Le projet de création d’une filiale technique, proposé par le député Michel Françaix, répond à l’autre volet du désengagement de l’Etat : celui qui concerne les investissements de l’AFP, autrefois financés grâce à des subventions et des aides directes des pouvoirs publics.
Si les craintes d’une externalisation des services techniques de l’agence et de leurs personnels sont effectivement justifiées, l’objectif premier est de mettre en place le nouveau modèle économique pour l’AFP, et la filiale en fait partie : elle doit permettre de créer un mécanisme de financement pour les investissements de l’agence qui soit à la fois compatible avec le droit européen et avec l’objectif de redressement des comptes publics.
La proposition de loi Françaix prévoit de modifier le Statut de 1957, pour pouvoir tourner la page du contentieux avec Bruxelles sur les versements de l’Etat à l’AFP, et échapper à des sanctions.
La principale disposition proposée inscrit dans la loi l’idée que l’AFP puisse avoir des activités …qui ne relèvent pas de ses missions d’intérêt général .
Le projet de Nouveau contrat social prôné par le PDG, répond à un besoin réel, lorsqu’il souligne qu’il s’agit de "permettre d’envisager l’avenir sur des bases sociales et juridiques claires, cohérentes, équitables". Dans ce sens, il reprend de façon détournée une demande formulée par SUD depuis de nombreuses années. Cependant, ce volet social est en contradiction avec l’objectif essentiel du projet : son volet économique .
Ces projets se complètent et convergent vers un même objectif : augmenter le chiffre d’affaires et limiter les coûts salariaux, pour tenter de compenser le désengagement progressif de l’Etat.
Un modèle ni viable ni souhaitable
"Chance historique", unique voie possible pour "sortir de l’immobilisme" et assurer l’avenir de l’agence, comme le disent certains ? Même s’il existe toujours des interrogations, nous avons d’ores et déjà de sérieux doutes sur la viabilité de ce nouveau modèle économique pour l’AFP. En effet :
• Le PDG n’a toujours pas répondu à la question centrale : comment l’agence va-t-elle pouvoir augmenter chaque année son chiffre d’affaires de 2% ou plus, donc nettement plus vite que le PIB de la France et des principaux pays riches, selon les prévisions concordantes ? Qu’est-ce qui permet de croire qu’il s’agisse d’un objectif réaliste, alors que le chiffre d’affaires de l’AFP a reculé de 2,3% en 2013 ?
• Ces recettes commerciales attendues risquant de ne pas être au rendez-vous, la direction devra décider de nouvelles restrictions budgétaires visant les frais de fonctionnement et la masse salariale. D’où, pour la direction, l’urgence d’ouvrir la grande négociation sociale, avec l’objectif de réaliser de nouvelles économies sur le dos du personnel.

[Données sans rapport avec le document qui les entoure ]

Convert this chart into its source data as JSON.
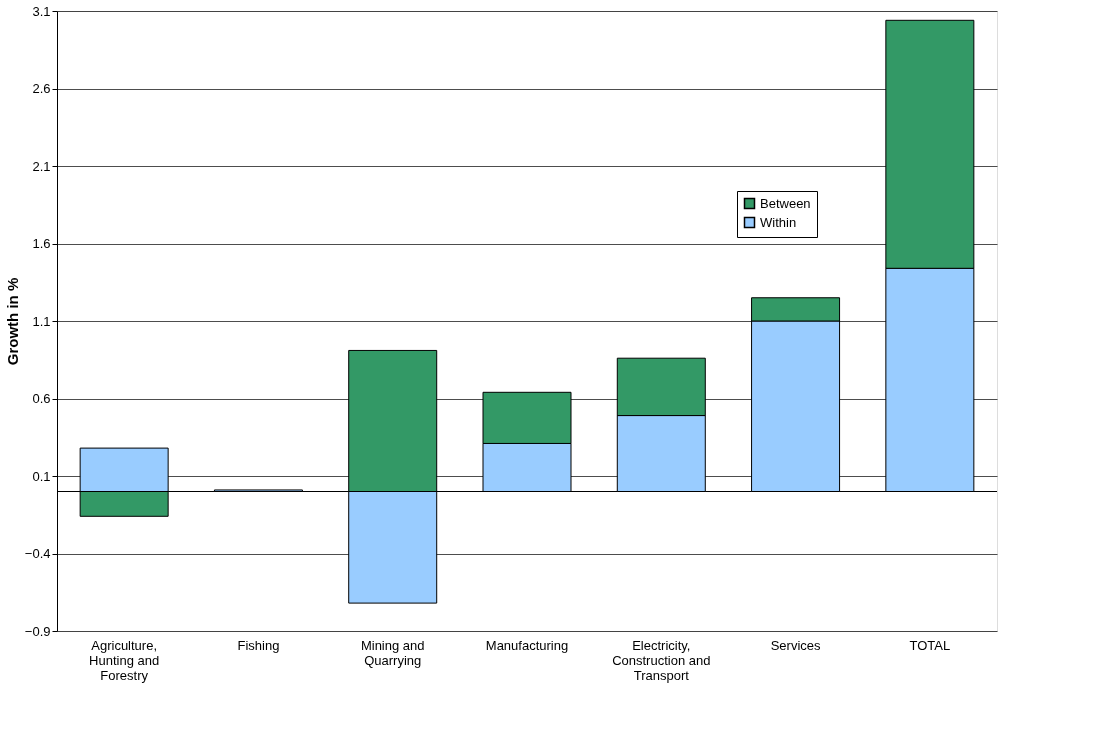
{
  "chart_data": {
    "type": "bar",
    "stacked": true,
    "ylabel": "Growth in %",
    "categories": [
      "Agriculture, Hunting and Forestry",
      "Fishing",
      "Mining and Quarrying",
      "Manufacturing",
      "Electricity, Construction and Transport",
      "Services",
      "TOTAL"
    ],
    "series": [
      {
        "name": "Within",
        "color": "#99ccff",
        "values": [
          0.28,
          0.01,
          -0.72,
          0.31,
          0.49,
          1.1,
          1.44
        ]
      },
      {
        "name": "Between",
        "color": "#339966",
        "values": [
          -0.16,
          null,
          0.91,
          0.33,
          0.37,
          0.15,
          1.6
        ]
      }
    ],
    "ylim": [
      -0.9,
      3.1
    ],
    "yticks": [
      -0.9,
      -0.4,
      0.1,
      0.6,
      1.1,
      1.6,
      2.1,
      2.6,
      3.1
    ],
    "grid": "y",
    "legend": "top right"
  }
}
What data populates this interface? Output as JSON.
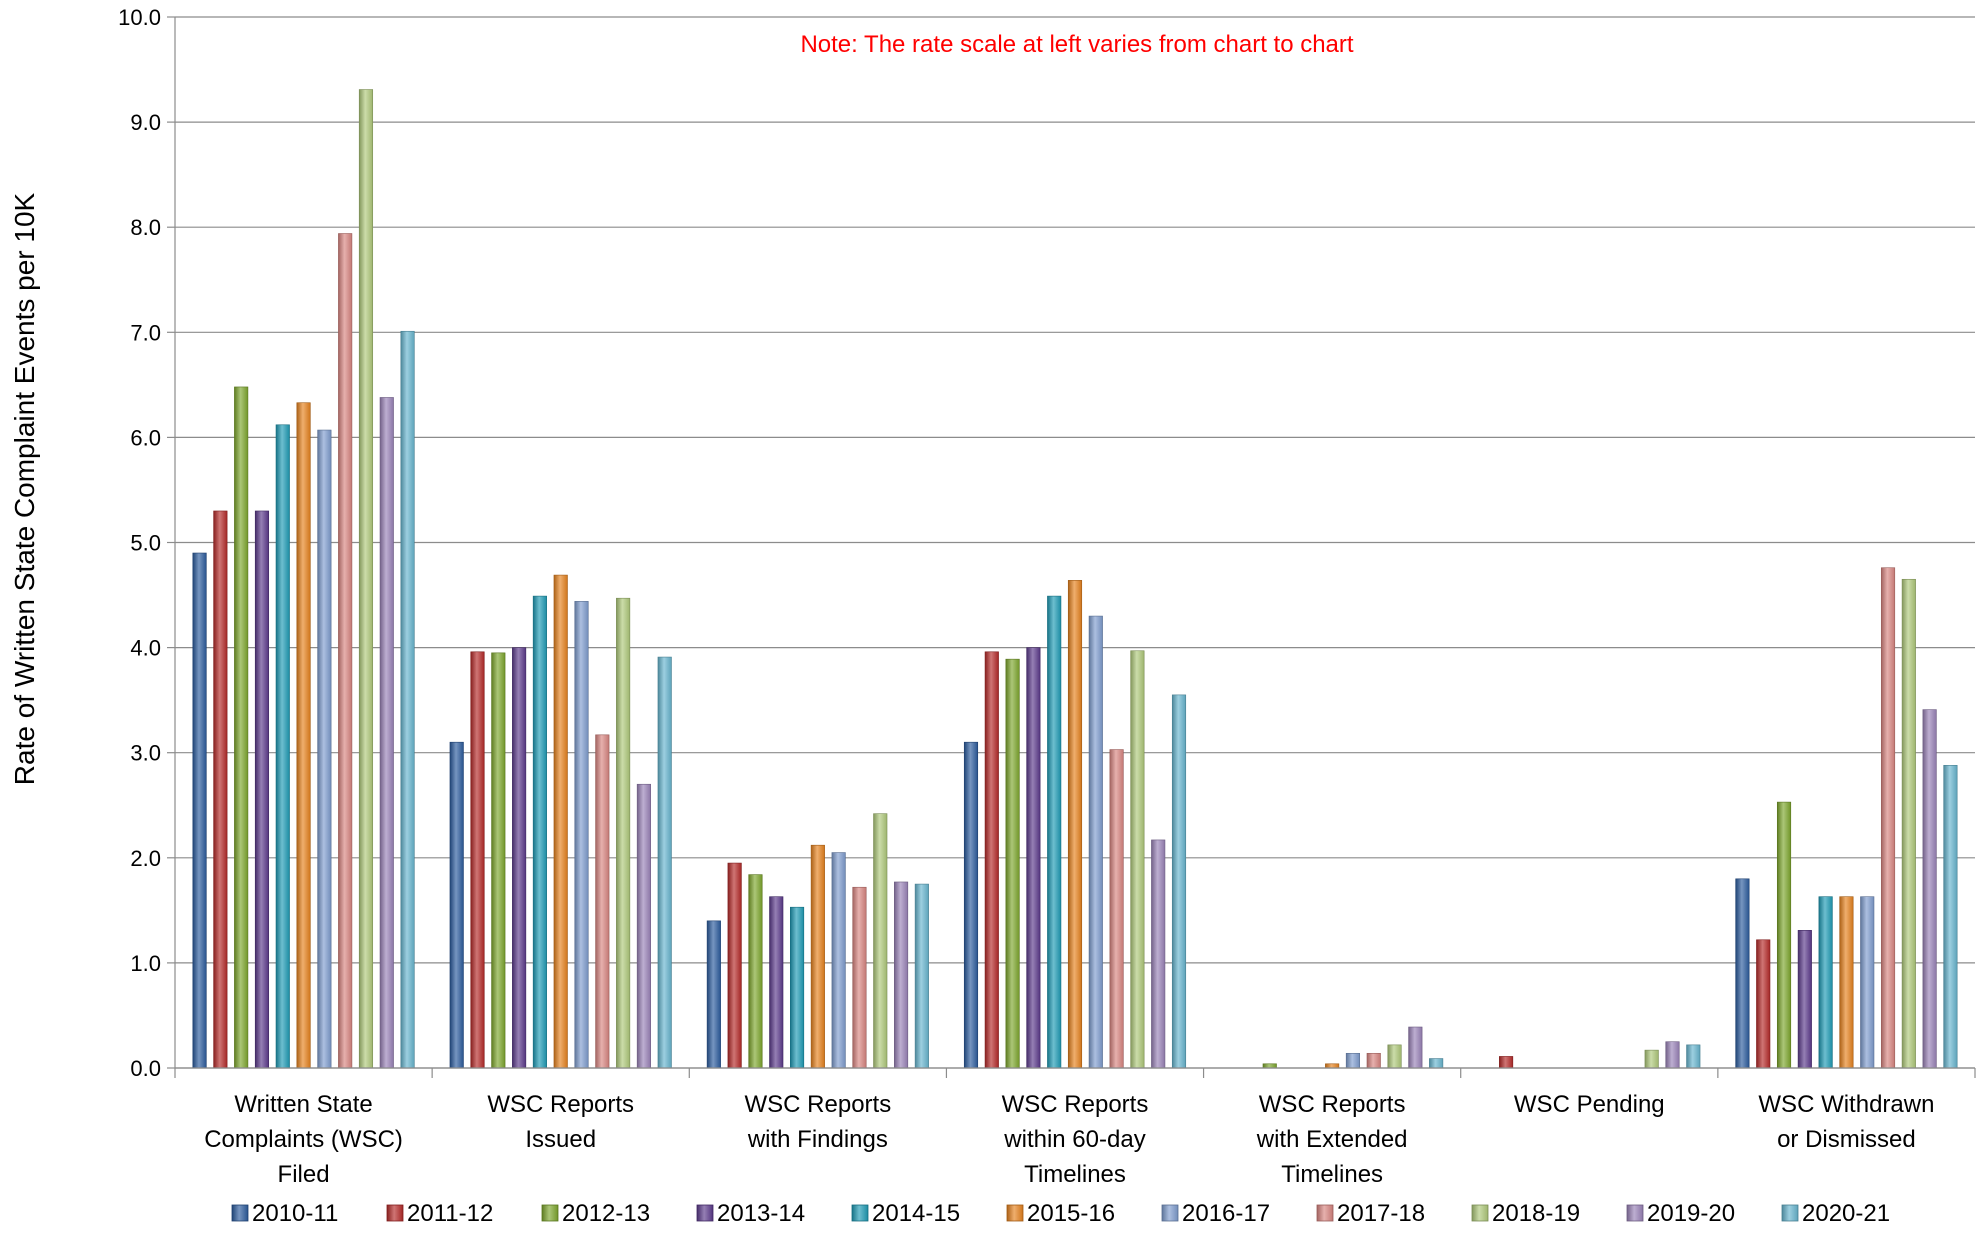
{
  "chart_data": {
    "type": "bar",
    "title": "",
    "note": "Note:  The rate scale at left varies from chart to chart",
    "note_color": "#ff0000",
    "xlabel": "",
    "ylabel": "Rate of Written State Complaint Events per 10K",
    "ylim": [
      0,
      10
    ],
    "yticks": [
      "0.0",
      "1.0",
      "2.0",
      "3.0",
      "4.0",
      "5.0",
      "6.0",
      "7.0",
      "8.0",
      "9.0",
      "10.0"
    ],
    "grid": true,
    "legend_position": "bottom",
    "categories": [
      [
        "Written State",
        "Complaints (WSC)",
        "Filed"
      ],
      [
        "WSC Reports",
        "Issued"
      ],
      [
        "WSC Reports",
        "with Findings"
      ],
      [
        "WSC Reports",
        "within 60-day",
        "Timelines"
      ],
      [
        "WSC Reports",
        "with Extended",
        "Timelines"
      ],
      [
        "WSC Pending"
      ],
      [
        "WSC Withdrawn",
        "or Dismissed"
      ]
    ],
    "series": [
      {
        "name": "2010-11",
        "color": "#2c5c9e",
        "values": [
          4.9,
          3.1,
          1.4,
          3.1,
          0.0,
          0.0,
          1.8
        ]
      },
      {
        "name": "2011-12",
        "color": "#b52a29",
        "values": [
          5.3,
          3.96,
          1.95,
          3.96,
          0.0,
          0.11,
          1.22
        ]
      },
      {
        "name": "2012-13",
        "color": "#7ea72d",
        "values": [
          6.48,
          3.95,
          1.84,
          3.89,
          0.04,
          0.0,
          2.53
        ]
      },
      {
        "name": "2013-14",
        "color": "#5c3a8c",
        "values": [
          5.3,
          4.0,
          1.63,
          4.0,
          0.0,
          0.0,
          1.31
        ]
      },
      {
        "name": "2014-15",
        "color": "#1f9bb5",
        "values": [
          6.12,
          4.49,
          1.53,
          4.49,
          0.0,
          0.0,
          1.63
        ]
      },
      {
        "name": "2015-16",
        "color": "#e6821e",
        "values": [
          6.33,
          4.69,
          2.12,
          4.64,
          0.04,
          0.0,
          1.63
        ]
      },
      {
        "name": "2016-17",
        "color": "#7f9dcf",
        "values": [
          6.07,
          4.44,
          2.05,
          4.3,
          0.14,
          0.0,
          1.63
        ]
      },
      {
        "name": "2017-18",
        "color": "#d98581",
        "values": [
          7.94,
          3.17,
          1.72,
          3.03,
          0.14,
          0.0,
          4.76
        ]
      },
      {
        "name": "2018-19",
        "color": "#afc97a",
        "values": [
          9.31,
          4.47,
          2.42,
          3.97,
          0.22,
          0.17,
          4.65
        ]
      },
      {
        "name": "2019-20",
        "color": "#9a83b8",
        "values": [
          6.38,
          2.7,
          1.77,
          2.17,
          0.39,
          0.25,
          3.41
        ]
      },
      {
        "name": "2020-21",
        "color": "#67b5cf",
        "values": [
          7.01,
          3.91,
          1.75,
          3.55,
          0.09,
          0.22,
          2.88
        ]
      }
    ]
  }
}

• On est encore dans le flou sur les contours précis de la filiale de financement (filiale technique), qui risque de devenir une filiale d’endettement.

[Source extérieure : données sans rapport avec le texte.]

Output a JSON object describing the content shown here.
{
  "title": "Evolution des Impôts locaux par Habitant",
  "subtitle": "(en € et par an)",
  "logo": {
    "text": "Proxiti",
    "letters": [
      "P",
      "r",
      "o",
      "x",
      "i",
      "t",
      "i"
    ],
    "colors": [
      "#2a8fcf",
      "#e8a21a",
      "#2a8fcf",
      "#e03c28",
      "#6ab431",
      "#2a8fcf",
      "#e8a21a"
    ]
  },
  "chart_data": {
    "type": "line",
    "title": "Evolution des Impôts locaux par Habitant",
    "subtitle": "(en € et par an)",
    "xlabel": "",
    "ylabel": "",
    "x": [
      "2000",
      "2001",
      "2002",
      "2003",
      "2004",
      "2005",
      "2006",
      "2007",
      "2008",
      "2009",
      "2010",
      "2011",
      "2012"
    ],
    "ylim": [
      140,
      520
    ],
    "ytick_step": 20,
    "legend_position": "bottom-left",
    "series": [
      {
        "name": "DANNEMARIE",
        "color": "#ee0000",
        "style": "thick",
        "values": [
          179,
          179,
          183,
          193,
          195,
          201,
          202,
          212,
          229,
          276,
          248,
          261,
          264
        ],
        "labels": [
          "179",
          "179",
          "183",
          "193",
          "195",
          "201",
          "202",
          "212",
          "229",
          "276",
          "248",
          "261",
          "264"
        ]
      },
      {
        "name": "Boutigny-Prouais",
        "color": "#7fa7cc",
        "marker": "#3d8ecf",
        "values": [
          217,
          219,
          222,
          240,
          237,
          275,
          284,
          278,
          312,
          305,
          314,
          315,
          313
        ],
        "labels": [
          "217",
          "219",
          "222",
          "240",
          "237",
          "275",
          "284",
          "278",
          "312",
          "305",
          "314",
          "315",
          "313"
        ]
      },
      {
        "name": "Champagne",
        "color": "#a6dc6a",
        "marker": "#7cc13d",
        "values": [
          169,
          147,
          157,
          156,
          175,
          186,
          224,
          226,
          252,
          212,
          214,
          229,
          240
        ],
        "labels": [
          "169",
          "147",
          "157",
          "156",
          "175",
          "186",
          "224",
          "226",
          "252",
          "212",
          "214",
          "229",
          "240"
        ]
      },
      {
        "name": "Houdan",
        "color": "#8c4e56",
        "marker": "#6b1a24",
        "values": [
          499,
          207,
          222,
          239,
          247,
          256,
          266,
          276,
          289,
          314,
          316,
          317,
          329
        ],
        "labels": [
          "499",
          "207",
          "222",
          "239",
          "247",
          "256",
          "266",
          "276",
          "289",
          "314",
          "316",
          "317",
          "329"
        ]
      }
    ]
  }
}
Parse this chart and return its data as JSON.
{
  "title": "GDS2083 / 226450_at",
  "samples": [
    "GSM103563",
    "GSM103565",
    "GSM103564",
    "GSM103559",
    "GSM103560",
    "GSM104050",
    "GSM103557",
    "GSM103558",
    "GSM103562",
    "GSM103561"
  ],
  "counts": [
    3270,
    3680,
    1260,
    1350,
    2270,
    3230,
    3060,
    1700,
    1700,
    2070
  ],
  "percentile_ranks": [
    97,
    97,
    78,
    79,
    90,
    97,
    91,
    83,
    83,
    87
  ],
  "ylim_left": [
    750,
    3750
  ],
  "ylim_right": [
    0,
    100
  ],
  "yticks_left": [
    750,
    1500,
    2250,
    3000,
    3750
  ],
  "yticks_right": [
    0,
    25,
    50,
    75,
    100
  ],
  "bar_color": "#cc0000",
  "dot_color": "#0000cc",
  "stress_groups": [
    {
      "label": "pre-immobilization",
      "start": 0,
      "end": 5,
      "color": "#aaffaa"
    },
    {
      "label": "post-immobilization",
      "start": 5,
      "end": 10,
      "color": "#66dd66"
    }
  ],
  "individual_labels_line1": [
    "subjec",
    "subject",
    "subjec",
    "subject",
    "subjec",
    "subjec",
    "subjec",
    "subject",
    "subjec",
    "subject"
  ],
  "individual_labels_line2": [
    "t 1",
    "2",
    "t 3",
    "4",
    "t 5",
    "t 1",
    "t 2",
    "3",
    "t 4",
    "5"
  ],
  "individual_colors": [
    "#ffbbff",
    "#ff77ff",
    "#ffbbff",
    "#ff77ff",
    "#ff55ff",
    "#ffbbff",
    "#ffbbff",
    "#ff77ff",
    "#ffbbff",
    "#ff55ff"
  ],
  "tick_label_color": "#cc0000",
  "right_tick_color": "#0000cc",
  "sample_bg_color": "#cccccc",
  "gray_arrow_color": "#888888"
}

A nos fortes réserves sur la viabilité de ces projets s’ajoute le fait qu’ils impliquent des solutions non souhaitables, car contraires aux principes fondateurs de l’agence et aux intérêts sociaux et démocratiques des salariés. Avec des menaces sur trois piliers essentiels de l’agence : sa mission d’intérêt général, son unité structurelle, l’unité des personnels.
Défendons notre mission d’intérêt général !
L’AFP est une mission d’intérêt général, rien qu’une mission d’intérêt général : c’est le sens des deux premiers articles de son Statut de 1957. Rappelons que la loi oblige l’AFP à "donner aux usagers français et étrangers, de façon régulière et sans interruption, une information exacte, impartiale et digne de confiance" .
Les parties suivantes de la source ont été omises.